Na tropie rajów podatkowych
Trafiłem na świeżą i ciekawą pracę ekonomistów Tomasa Torsloeva, Ludwiga Wiera i Gabriela Zuckmana. Niby wiele z tych rzeczy wiadomo, ale całość jednak sprawia, że oczy trochę mocniej niż zwykle wychodzą z czachy. Autorów znam i cenię. Zwłaszcza trzeci z nich to postać - mimo młodego wieku - w światowej ekonomii dość dobrze znana. Zuckman to wychowanek Thomasa Piketty’ego (tego od bestsellera „Kapitał w XXI wieku”). Francuz od dłuższego czasu zajmuje się szacowaniem „brakującego bogactwa narodów”. To znaczy tej części wypracowywanych co roku globalnych zysków ekonomicznych, które umykają efektywnemu opodatkowaniu przez fiskusa. Jakiegokolwiek fiskusa, bo mówimy tu o sprawnym przesuwaniu zysku z kraju, w którym został uzyskany do terytoriów nazywanych w żargonie ekonomicznym rajami podatkowymi.

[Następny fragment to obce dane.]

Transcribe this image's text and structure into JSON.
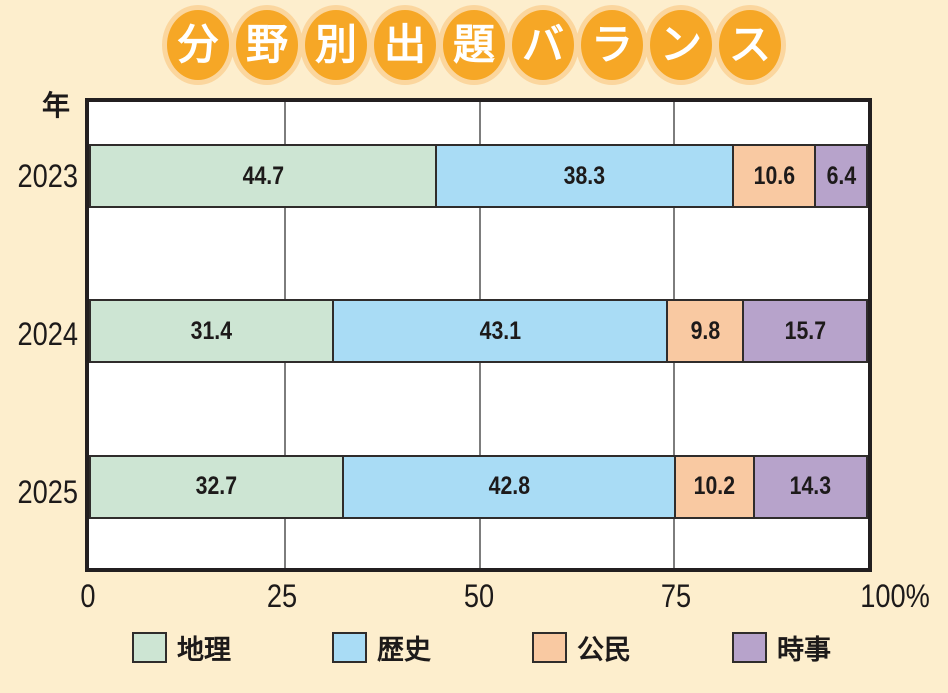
{
  "title": {
    "text": "分野別出題バランス",
    "chars": [
      "分",
      "野",
      "別",
      "出",
      "題",
      "バ",
      "ラ",
      "ン",
      "ス"
    ]
  },
  "axis": {
    "y_unit_label": "年",
    "x_ticks": [
      "0",
      "25",
      "50",
      "75",
      "100%"
    ]
  },
  "chart_data": {
    "type": "bar",
    "orientation": "horizontal",
    "stacked": true,
    "title": "分野別出題バランス",
    "xlabel": "%",
    "ylabel": "年",
    "xlim": [
      0,
      100
    ],
    "grid": "vertical lines at 25, 50, 75",
    "legend_position": "bottom",
    "categories": [
      "2023",
      "2024",
      "2025"
    ],
    "series": [
      {
        "name": "地理",
        "color": "#cde5d3",
        "values": [
          44.7,
          31.4,
          32.7
        ]
      },
      {
        "name": "歴史",
        "color": "#a9dcf5",
        "values": [
          38.3,
          43.1,
          42.8
        ]
      },
      {
        "name": "公民",
        "color": "#f9c9a2",
        "values": [
          10.6,
          9.8,
          10.2
        ]
      },
      {
        "name": "時事",
        "color": "#b7a3cb",
        "values": [
          6.4,
          15.7,
          14.3
        ]
      }
    ]
  },
  "colors": {
    "background": "#fdeecd",
    "title_circle": "#f6a726",
    "title_halo": "#fbd69e",
    "plot_border": "#231f20",
    "gridline": "#7d7d7d",
    "segment_border": "#2f2c2b"
  },
  "legend": {
    "items": [
      {
        "label": "地理"
      },
      {
        "label": "歴史"
      },
      {
        "label": "公民"
      },
      {
        "label": "時事"
      }
    ]
  }
}
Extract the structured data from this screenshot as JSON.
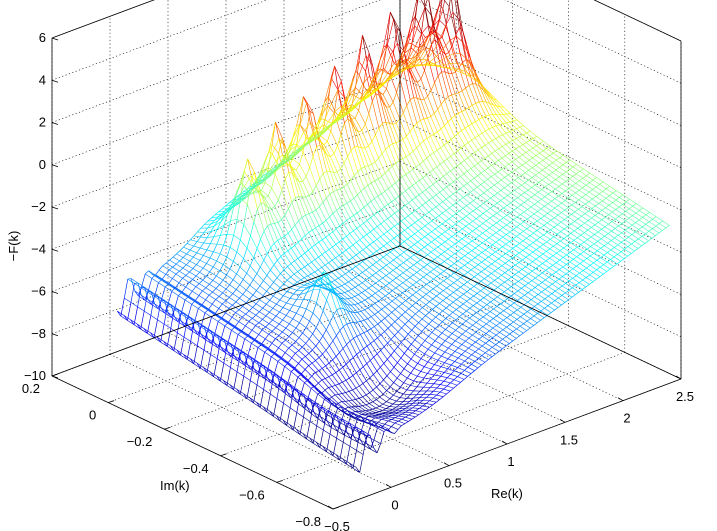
{
  "chart_data": {
    "type": "surface",
    "title": "",
    "xlabel": "Re(k)",
    "ylabel": "Im(k)",
    "zlabel": "−F(k)",
    "xlim": [
      -0.5,
      2.5
    ],
    "ylim": [
      -0.8,
      0.2
    ],
    "zlim": [
      -10,
      6
    ],
    "x_ticks": [
      "−0.5",
      "0",
      "0.5",
      "1",
      "1.5",
      "2",
      "2.5"
    ],
    "y_ticks": [
      "0.2",
      "0",
      "−0.2",
      "−0.4",
      "−0.6",
      "−0.8"
    ],
    "z_ticks": [
      "6",
      "4",
      "2",
      "0",
      "−2",
      "−4",
      "−6",
      "−8",
      "−10"
    ],
    "grid": true,
    "colormap": "jet",
    "peaks": [
      {
        "re": 0.47,
        "im": -0.1,
        "value": 1.4
      },
      {
        "re": 0.72,
        "im": -0.1,
        "value": 1.9
      },
      {
        "re": 0.97,
        "im": -0.1,
        "value": 2.5
      },
      {
        "re": 1.22,
        "im": -0.1,
        "value": 3.0
      },
      {
        "re": 1.47,
        "im": -0.1,
        "value": 3.4
      },
      {
        "re": 1.72,
        "im": -0.1,
        "value": 3.9
      },
      {
        "re": 1.97,
        "im": -0.1,
        "value": 4.4
      },
      {
        "re": 2.2,
        "im": -0.1,
        "value": 4.6
      },
      {
        "re": 0.4,
        "im": -0.4,
        "value": -2.0
      }
    ]
  }
}
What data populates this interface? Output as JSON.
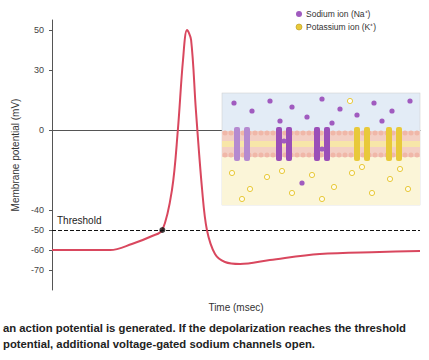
{
  "chart_data": {
    "type": "line",
    "x_label": "Time (msec)",
    "y_label": "Membrane potential (mV)",
    "xlim": [
      0,
      10
    ],
    "ylim": [
      -80,
      55
    ],
    "yticks": [
      -70,
      -60,
      -50,
      -40,
      0,
      30,
      50
    ],
    "tick_labels": "y",
    "grid": false,
    "color": "#d9475e",
    "line_style": "solid",
    "x": [
      0,
      1.58,
      2.17,
      2.72,
      3.0,
      3.26,
      3.42,
      3.56,
      3.67,
      3.78,
      3.91,
      4.08,
      4.21,
      4.43,
      4.7,
      5.11,
      5.92,
      7.28,
      8.9,
      10
    ],
    "values": [
      -60,
      -60,
      -57,
      -53,
      -50,
      -30,
      0,
      35,
      50,
      45,
      10,
      -30,
      -50,
      -62,
      -66,
      -67,
      -65,
      -62,
      -61,
      -60.5
    ],
    "threshold": {
      "label": "Threshold",
      "value": -50,
      "x": 3.0,
      "color": "#111111",
      "line_style": "dashed"
    },
    "key": [
      {
        "label": "Sodium ion (Na⁺)",
        "color": "#a05bbf"
      },
      {
        "label": "Potassium ion (K⁺)",
        "color": "#e8c93a"
      }
    ]
  },
  "caption": "an action potential is generated. If the depolarization reaches the threshold potential, additional voltage-gated sodium channels open."
}
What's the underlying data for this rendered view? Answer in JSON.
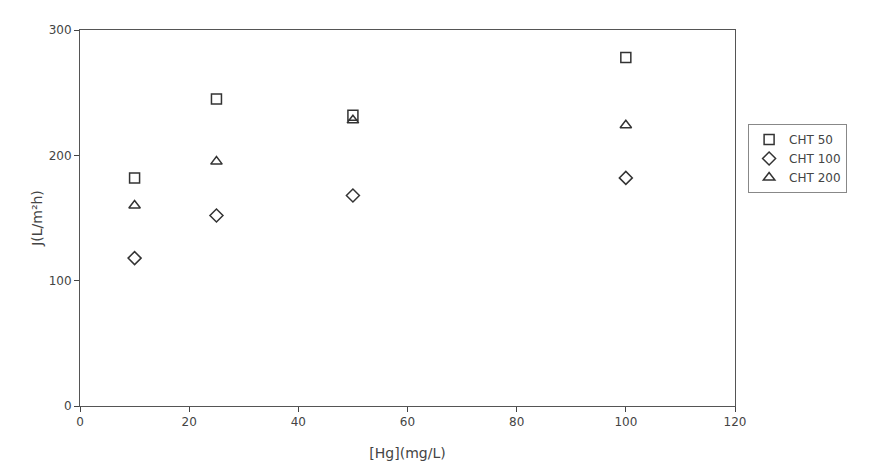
{
  "chart_data": {
    "type": "scatter",
    "xlabel": "[Hg](mg/L)",
    "ylabel": "J(L/m²h)",
    "x": [
      10,
      25,
      50,
      100
    ],
    "series": [
      {
        "name": "CHT 50",
        "color": "#333333",
        "marker": "square-open",
        "values": [
          182,
          245,
          232,
          278
        ]
      },
      {
        "name": "CHT 100",
        "color": "#333333",
        "marker": "diamond-open",
        "values": [
          118,
          152,
          168,
          182
        ]
      },
      {
        "name": "CHT 200",
        "color": "#333333",
        "marker": "triangle-up-open",
        "values": [
          160,
          195,
          228,
          224
        ]
      }
    ],
    "xlim": [
      0,
      120
    ],
    "ylim": [
      0,
      300
    ],
    "xticks": [
      0,
      20,
      40,
      60,
      80,
      100,
      120
    ],
    "yticks": [
      0,
      100,
      200,
      300
    ],
    "grid": false,
    "legend": "right"
  }
}
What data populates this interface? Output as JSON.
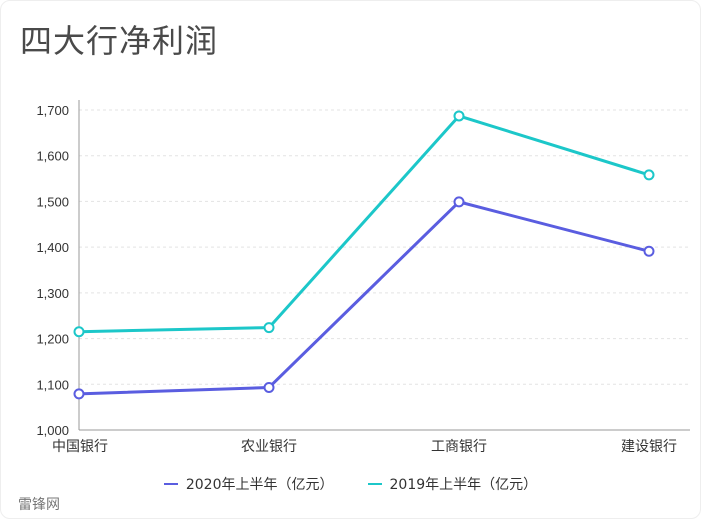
{
  "title": "四大行净利润",
  "footer": "雷锋网",
  "colors": {
    "series_2020": "#5a5de0",
    "series_2019": "#1cc7c9",
    "grid": "#e3e3e3",
    "axis": "#999999"
  },
  "chart_data": {
    "type": "line",
    "title": "四大行净利润",
    "xlabel": "",
    "ylabel": "",
    "categories": [
      "中国银行",
      "农业银行",
      "工商银行",
      "建设银行"
    ],
    "series": [
      {
        "name": "2020年上半年（亿元）",
        "values": [
          1079,
          1093,
          1499,
          1391
        ]
      },
      {
        "name": "2019年上半年（亿元）",
        "values": [
          1215,
          1224,
          1687,
          1558
        ]
      }
    ],
    "ylim": [
      1000,
      1700
    ],
    "yticks": [
      "1,000",
      "1,100",
      "1,200",
      "1,300",
      "1,400",
      "1,500",
      "1,600",
      "1,700"
    ],
    "grid": true,
    "legend_position": "bottom"
  }
}
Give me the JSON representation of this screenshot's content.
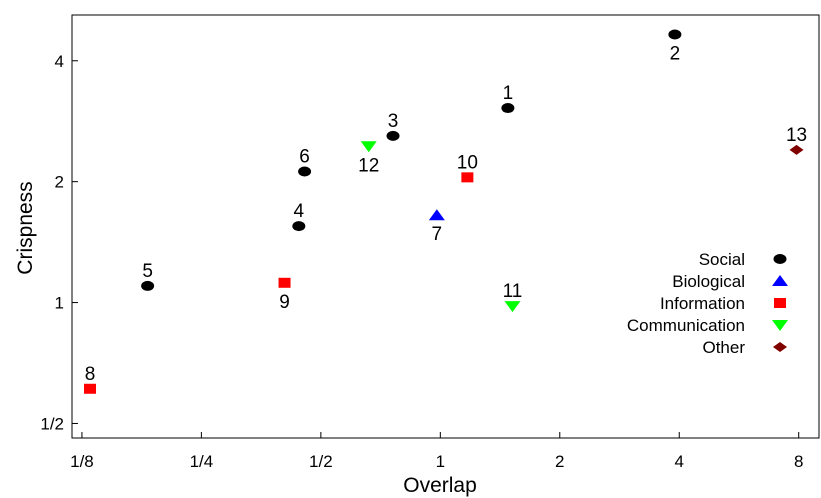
{
  "chart_data": {
    "type": "scatter",
    "xlabel": "Overlap",
    "ylabel": "Crispness",
    "x_scale": "log2",
    "y_scale": "log2",
    "xlim": [
      0.118,
      9.0
    ],
    "ylim": [
      0.46,
      5.2
    ],
    "x_ticks": [
      {
        "value": 0.125,
        "label": "1/8"
      },
      {
        "value": 0.25,
        "label": "1/4"
      },
      {
        "value": 0.5,
        "label": "1/2"
      },
      {
        "value": 1,
        "label": "1"
      },
      {
        "value": 2,
        "label": "2"
      },
      {
        "value": 4,
        "label": "4"
      },
      {
        "value": 8,
        "label": "8"
      }
    ],
    "y_ticks": [
      {
        "value": 0.5,
        "label": "1/2"
      },
      {
        "value": 1,
        "label": "1"
      },
      {
        "value": 2,
        "label": "2"
      },
      {
        "value": 4,
        "label": "4"
      }
    ],
    "grid": false,
    "legend_position": "right",
    "series": [
      {
        "name": "Social",
        "marker": "ellipse",
        "color": "#000000",
        "points": [
          {
            "label": "1",
            "x": 1.48,
            "y": 3.05
          },
          {
            "label": "2",
            "x": 3.9,
            "y": 4.65
          },
          {
            "label": "3",
            "x": 0.76,
            "y": 2.6
          },
          {
            "label": "4",
            "x": 0.44,
            "y": 1.55
          },
          {
            "label": "5",
            "x": 0.183,
            "y": 1.1
          },
          {
            "label": "6",
            "x": 0.455,
            "y": 2.12
          }
        ]
      },
      {
        "name": "Biological",
        "marker": "triangle-up",
        "color": "#0000ff",
        "points": [
          {
            "label": "7",
            "x": 0.98,
            "y": 1.65
          }
        ]
      },
      {
        "name": "Information",
        "marker": "square",
        "color": "#ff0000",
        "points": [
          {
            "label": "8",
            "x": 0.131,
            "y": 0.61
          },
          {
            "label": "9",
            "x": 0.405,
            "y": 1.12
          },
          {
            "label": "10",
            "x": 1.17,
            "y": 2.05
          }
        ]
      },
      {
        "name": "Communication",
        "marker": "triangle-down",
        "color": "#00ff00",
        "points": [
          {
            "label": "11",
            "x": 1.52,
            "y": 0.98
          },
          {
            "label": "12",
            "x": 0.66,
            "y": 2.45
          }
        ]
      },
      {
        "name": "Other",
        "marker": "diamond",
        "color": "#800000",
        "points": [
          {
            "label": "13",
            "x": 7.9,
            "y": 2.4
          }
        ]
      }
    ]
  }
}
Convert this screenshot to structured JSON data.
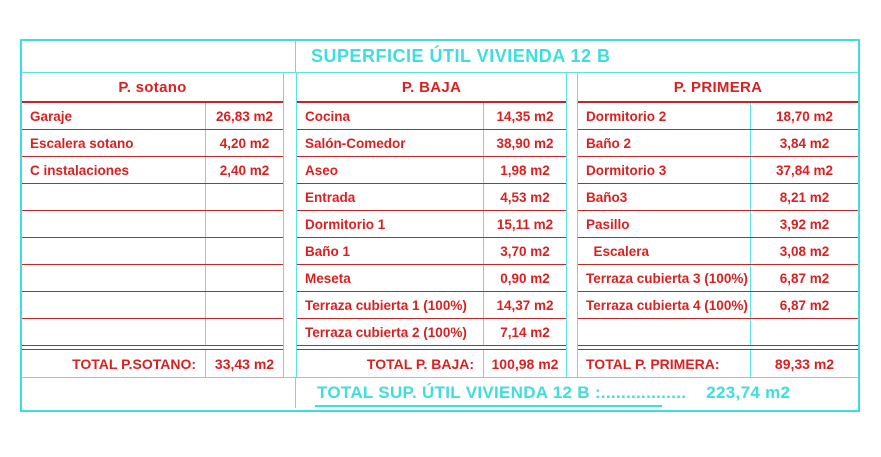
{
  "title": "SUPERFICIE ÚTIL VIVIENDA 12 B",
  "colors": {
    "red": "#d92121",
    "cyan": "#3edede",
    "background": "#ffffff"
  },
  "panels": [
    {
      "id": "p-sotano",
      "header": "P. sotano",
      "rows": [
        {
          "label": "Garaje",
          "value": "26,83 m2"
        },
        {
          "label": "Escalera sotano",
          "value": "4,20 m2"
        },
        {
          "label": "C instalaciones",
          "value": "2,40 m2"
        },
        {
          "label": "",
          "value": ""
        },
        {
          "label": "",
          "value": ""
        },
        {
          "label": "",
          "value": ""
        },
        {
          "label": "",
          "value": ""
        },
        {
          "label": "",
          "value": ""
        },
        {
          "label": "",
          "value": ""
        }
      ],
      "total_label": "TOTAL P.SOTANO:",
      "total_value": "33,43 m2"
    },
    {
      "id": "p-baja",
      "header": "P. BAJA",
      "rows": [
        {
          "label": "Cocina",
          "value": "14,35 m2"
        },
        {
          "label": "Salón-Comedor",
          "value": "38,90 m2"
        },
        {
          "label": "Aseo",
          "value": "1,98 m2"
        },
        {
          "label": "Entrada",
          "value": "4,53 m2"
        },
        {
          "label": "Dormitorio 1",
          "value": "15,11 m2"
        },
        {
          "label": "Baño 1",
          "value": "3,70 m2"
        },
        {
          "label": "Meseta",
          "value": "0,90 m2"
        },
        {
          "label": "Terraza cubierta 1 (100%)",
          "value": "14,37 m2"
        },
        {
          "label": "Terraza cubierta 2 (100%)",
          "value": "7,14 m2"
        }
      ],
      "total_label": "TOTAL P. BAJA:",
      "total_value": "100,98 m2"
    },
    {
      "id": "p-primera",
      "header": "P. PRIMERA",
      "rows": [
        {
          "label": "Dormitorio 2",
          "value": "18,70 m2"
        },
        {
          "label": "Baño 2",
          "value": "3,84 m2"
        },
        {
          "label": "Dormitorio 3",
          "value": "37,84 m2"
        },
        {
          "label": "Baño3",
          "value": "8,21 m2"
        },
        {
          "label": "Pasillo",
          "value": "3,92 m2"
        },
        {
          "label": "  Escalera",
          "value": "3,08 m2"
        },
        {
          "label": "Terraza cubierta 3 (100%)",
          "value": "6,87 m2"
        },
        {
          "label": "Terraza cubierta 4 (100%)",
          "value": "6,87 m2"
        },
        {
          "label": "",
          "value": ""
        }
      ],
      "total_label": "TOTAL P. PRIMERA:",
      "total_value": "89,33 m2"
    }
  ],
  "grand_total": {
    "label": "TOTAL SUP. ÚTIL VIVIENDA 12 B :.................",
    "value": "223,74 m2"
  }
}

Zacznijmy od definicji raju podatkowego. Powszechnie przyjmuje się, że jest to jurysdykcja podatkowa, w której podatek nałożony na napływający do niego kapitał faktycznie wynosi zero lub jest symboliczny. Nawet jeśli nominalna stawka jest większa. Zucman i pozostali autorzy wyróżniają 41 takich jurysdykcji na świecie. Są one od dawna powszechnie znane. To Curacao, Bermudy, Turks i Caicos czy Bahrain - poczynając od tych egzotycznych i najbardziej „zerowych”. Istnieje też grupa terytoriów niewielkich, ale położonych znacznie bliżej zachodniego świata - to na przykład wyspy Man czy Guernsey, formalnie stanowiące tzw. dependencje Korony Brytyjskiej, których status jest dość pogmatwany. Są jednak wśród rajów podatkowych też kraje jak najbardziej duże i bogate. Nierzadko grające pierwsze skrzypce w procesie eurointegracji. Ale jednocześnie przy pomocy efektywnego lobbingu unikające (jak dotąd) wszelkim szumnym zamiarom zakończenie podatkowego dumpingu w ramach zjednoczonej Europy. Te kraje to Holandia i Luksemburg, z Belgią będącą przypadkiem granicznym i specyficznym, bo stanowiącym siedzibę wielu unijnych instytucji (także tych o charakterze bankowym), co nieco zaciemnia statystyki. Jeszcze inny przypadek stanowi Irlandia. Kraj, który od lat 80. otwarcie tworzy swoją markę miejsca, gdzie parkuje się ogromna część kapitału amerykańskiego. Ostatnio głównie za sprawą big techu z Doliny Krzemowej. Raj podatkowy można rozpoznać jeszcze w jeden sposób. Wszędzie tam mamy ogromną dysproporcję pomiędzy zyskownością podmiotów krajowych i zagranicznych. W takim na przykład Portoryko (terytorium zależne USA) średnie zyski zarejestrowanych tam firm to… 1670 proc. W Irlandii 800 proc. W Luksemburgu ponad 400. Dla porównania średnia zyskowność podmiotów lokalnych to kilka, kilkanaście albo kilkadziesiąt procent.
Jak działa raj podatkowy
A teraz zobaczmy, jak to działa. Co roku światowa gospodarka wypracowuje zyski. Co do zasady takie zyski winny być opodatkowane w miejscu powstania. Ale w praktyce jest inaczej. Działający w skali międzynarodowej przedsiębiorcy dawno temu odkryli możliwość przesuwania zysków do innych jurysdykcji przy pomocy rozmaitych schematów i rozliczeń między oddziałami tej firmy. Mechanizmy też bywały już nie raz opisane i dorobiły się nawet bardzo efektownych nazw. Podwójna kanapka irlandzko-holenderska (opisana kilka lat temu na przykładzie Google’a) albo metoda polegająca na unikaniu niemieckich rozwiązań antyrajowych poprzez używanie objazdu „na Bermudy przez Luksemburg”.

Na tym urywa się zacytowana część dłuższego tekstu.